Religion
- Affiliation: Islam
- District: Cox's Bazar
- Status: Operational

Location
- Location: BGB Camp Road, Chowdhurypara, Cox's Bazar
- Country: Bangladesh
- Interactive map of Ajgobi Mosque
- Coordinates: 21°25′55″N 92°00′11″E﻿ / ﻿21.4318398°N 92.0029307°E

Architecture
- Style: Mughal architecture

= Ajgobi Mosque =

Mosque in Chittagong, Bangladesh

Ajgobi Mosque (Note: also known as Gayebi Mosque, Sanchi Chowdhury Mosque and Shah Shuja Mosque.) is a mosque situated in Cox's Bazar, Bangladesh, near to the camp of Border Guards Bangladesh, which is one of the tourist attractions in the city. The mosque is located on the banks of Bankkhali River in Chowdhurypara of the city.

==Origin==
It was established around 17th century when Mughal Prince Shah Shuja was alive. Although its origin is unknown. However, according to the report of Naya Diganta, the mosque was built before the 14th century.

==Architecture==
Small in size, the mosque has a pond on the north and a 5–6 feet veranda with a courtyard on the east. It is built in the Mughal architectural style. The mosque has a major dome which looks like a Chelonodon. The mosque is 30 feet long and 20 feet wide, its wall is 5 feet thick and no iron was used in construction.

==Legends==
According to legends, Jinns pray here at the night.
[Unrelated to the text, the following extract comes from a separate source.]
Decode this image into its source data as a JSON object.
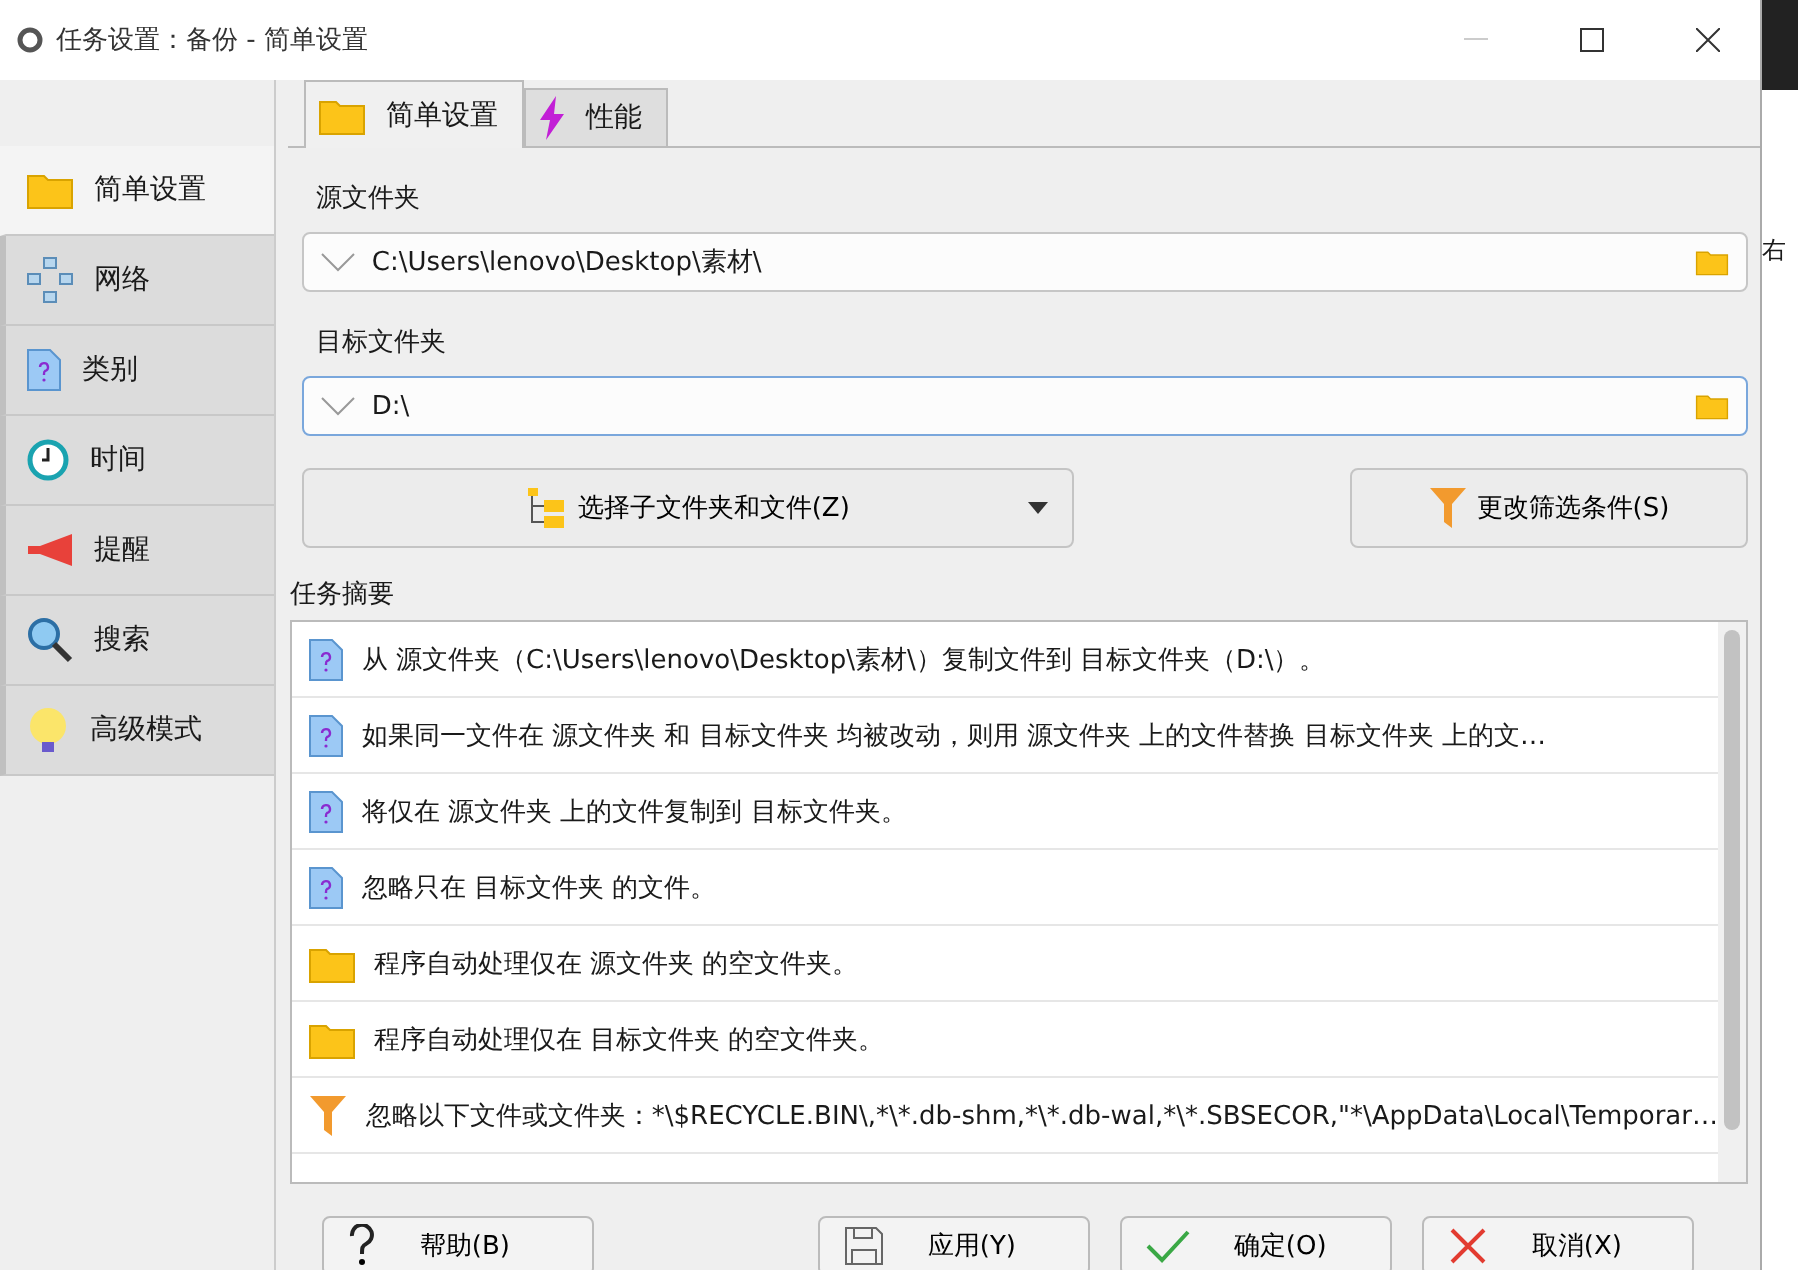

Besides, people come to the mosque to make vows to fulfill their wishes. It is said that the mosque survived during 1960 East Pakistan cyclone and 1991 Bangladesh cyclone.

==Heritage==
In 2020, the Department of Archeology announced that the government has taken initiatives to preserve the mosque as an archaeological site.